Art museums all work to deliver the finest displays all year round, but happening upon a previously unknown self-portrait by none other than Vincent van Gogh[/trackLink] is not something anyone could expect through their entire career. And yet, that’s exactly what’s happened over at The National Galleries Of Scotland.
In what’s thought to be a first for a UK institution, the self-portrait was found hiding beneath another painting that had been on display in the National Galleries Of Scotland’s collection for over 50 years.
As art conservators examined Van Gogh’s 1885 painting Head Of A Peasant Woman, which was due to go on display at the A Taste For Impressionism exhibition later this month at the Royal Scottish Academy, they found – using an x-ray, no less – this unknown self-portrait.
Those who planned to visit the exhibition, which runs in Edinburgh from July 30 – November 13, can thank their lucky stars, as they’ll be among the first to view this spectacular revelation in the flesh. How? Through the power of x-ray, of course — the gallery will display the painting by using a specially crafted lightbox.
Concealed on the back of Head Of Peasant Women, the self-portrait of the Dutch impressionist master was covered with glue and cardboard, thought to be protecting the painting ahead of an early exhibition. Van Gogh was known to often reuse canvases, and it seems this self-portrait was lost in time… until now. (On a side note, how many art collectors do you reckon are currently moving like lightening to get the reverse of their van Gogh paintings checked out?)
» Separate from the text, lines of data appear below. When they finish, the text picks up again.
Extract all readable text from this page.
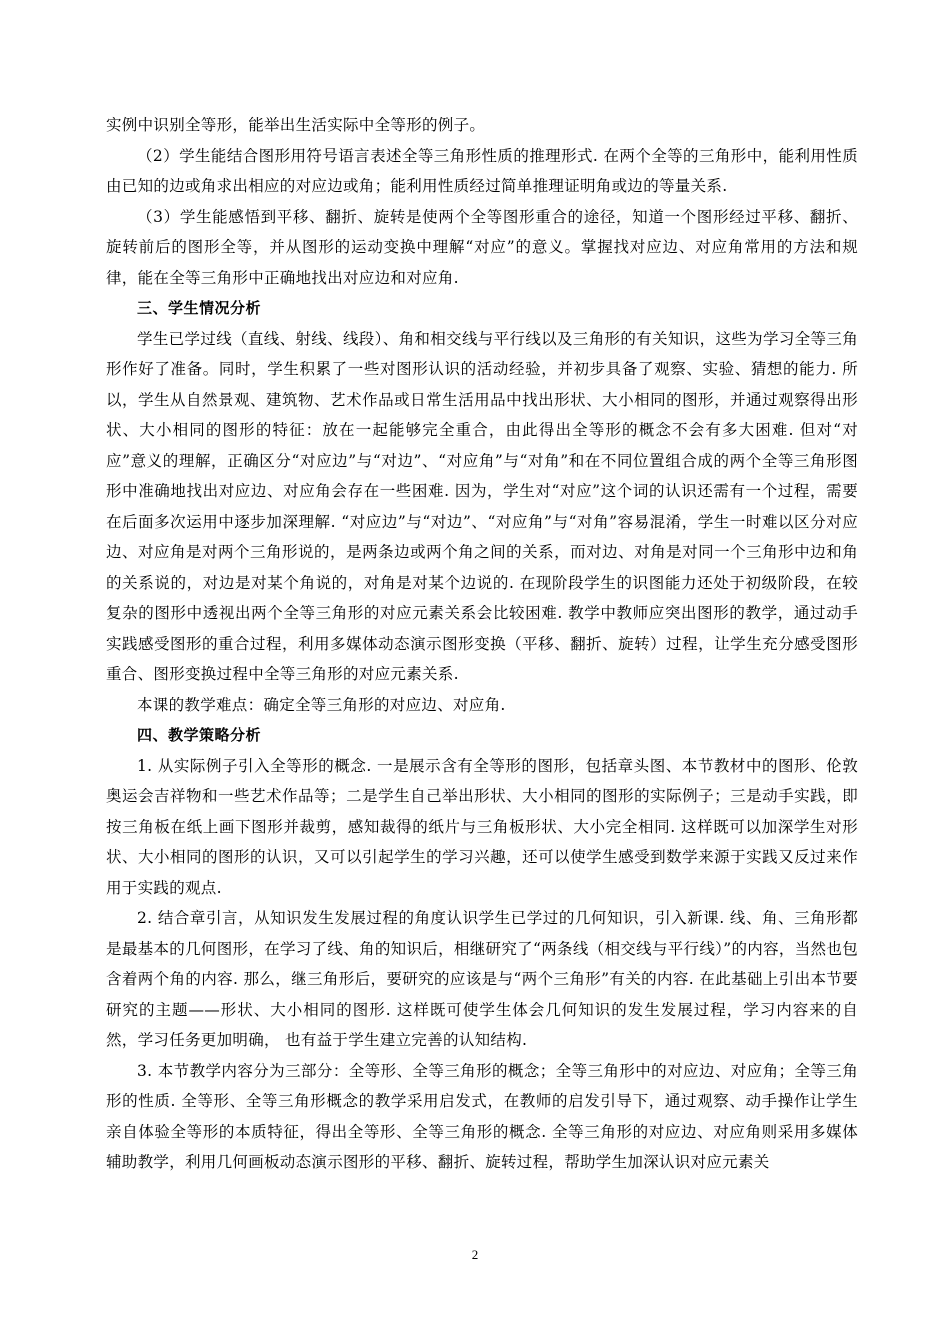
实例中识别全等形，能举出生活实际中全等形的例子。

（2）学生能结合图形用符号语言表述全等三角形性质的推理形式. 在两个全等的三角形中，能利用性质由已知的边或角求出相应的对应边或角；能利用性质经过简单推理证明角或边的等量关系.

（3）学生能感悟到平移、翻折、旋转是使两个全等图形重合的途径，知道一个图形经过平移、翻折、旋转前后的图形全等，并从图形的运动变换中理解“对应”的意义。掌握找对应边、对应角常用的方法和规律，能在全等三角形中正确地找出对应边和对应角.

三、学生情况分析

学生已学过线（直线、射线、线段）、角和相交线与平行线以及三角形的有关知识，这些为学习全等三角形作好了准备。同时，学生积累了一些对图形认识的活动经验，并初步具备了观察、实验、猜想的能力. 所以，学生从自然景观、建筑物、艺术作品或日常生活用品中找出形状、大小相同的图形，并通过观察得出形状、大小相同的图形的特征：放在一起能够完全重合，由此得出全等形的概念不会有多大困难. 但对“对应”意义的理解，正确区分“对应边”与“对边”、“对应角”与“对角”和在不同位置组合成的两个全等三角形图形中准确地找出对应边、对应角会存在一些困难. 因为，学生对“对应”这个词的认识还需有一个过程，需要在后面多次运用中逐步加深理解. “对应边”与“对边”、“对应角”与“对角”容易混淆，学生一时难以区分对应边、对应角是对两个三角形说的，是两条边或两个角之间的关系，而对边、对角是对同一个三角形中边和角的关系说的，对边是对某个角说的，对角是对某个边说的. 在现阶段学生的识图能力还处于初级阶段，在较复杂的图形中透视出两个全等三角形的对应元素关系会比较困难. 教学中教师应突出图形的教学，通过动手实践感受图形的重合过程，利用多媒体动态演示图形变换（平移、翻折、旋转）过程，让学生充分感受图形重合、图形变换过程中全等三角形的对应元素关系.

本课的教学难点：确定全等三角形的对应边、对应角.

四、教学策略分析

1. 从实际例子引入全等形的概念. 一是展示含有全等形的图形，包括章头图、本节教材中的图形、伦敦奥运会吉祥物和一些艺术作品等；二是学生自己举出形状、大小相同的图形的实际例子；三是动手实践，即按三角板在纸上画下图形并裁剪，感知裁得的纸片与三角板形状、大小完全相同. 这样既可以加深学生对形状、大小相同的图形的认识，又可以引起学生的学习兴趣，还可以使学生感受到数学来源于实践又反过来作用于实践的观点.

2. 结合章引言，从知识发生发展过程的角度认识学生已学过的几何知识，引入新课. 线、角、三角形都是最基本的几何图形，在学习了线、角的知识后，相继研究了“两条线（相交线与平行线）”的内容，当然也包含着两个角的内容. 那么，继三角形后，要研究的应该是与“两个三角形”有关的内容. 在此基础上引出本节要研究的主题——形状、大小相同的图形. 这样既可使学生体会几何知识的发生发展过程，学习内容来的自然，学习任务更加明确， 也有益于学生建立完善的认知结构.

3. 本节教学内容分为三部分：全等形、全等三角形的概念；全等三角形中的对应边、对应角；全等三角形的性质. 全等形、全等三角形概念的教学采用启发式，在教师的启发引导下，通过观察、动手操作让学生亲自体验全等形的本质特征，得出全等形、全等三角形的概念. 全等三角形的对应边、对应角则采用多媒体辅助教学，利用几何画板动态演示图形的平移、翻折、旋转过程，帮助学生加深认识对应元素关

2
Experts say it may be possible to uncover the self-portrait, but removing the glue and cardboard will take tremendous amounts of care and precision, so we may have to wait a little while to see it fully out in the open. Until that point, we’ll have to make do with the x-ray, and who are we to turn up our noses at a painting by the great van Gogh in any form?
Professor Frances Fowle, Senior Curator of French Art at the National Galleries of Scotland, said: “Moments like this are incredibly rare. We have discovered an unknown work by Vincent van Gogh, one of the most important and popular artists in the world.
“What an incredible gift for Scotland, and one that will forever be in the care of the National Galleries. We are very excited to share this thrilling discovery in our big summer exhibition A Taste for Impressionism, where the x-ray image of the self-portrait will be on view for all to see.”
While the condition of the painting is currently unknown, it can be traced back to a pivotal moment in van Gogh’s career, when he took influence from French impressionists after moving to Paris. If it is fully revealed, the self-portrait will join a group of a multitude of van Gogh paintings on the back of canvases from the same period, others of which can be viewed in New York and Amsterdam, among other locations.
Head Of A Peasant Woman has been in the NGS collection since 1960. A local woman from Nuenen, a town in the south of the Netherlands when van Gogh lived between December 1883 to November 1883, is the subject of the painting; and the brushstrokes and colour palette is thought to take influence from French realist painters such as Jean-François Millet. Not only is it a painting of striking beauty but, as has just been discovered, it would later teach us that there can always be more than meets the eye.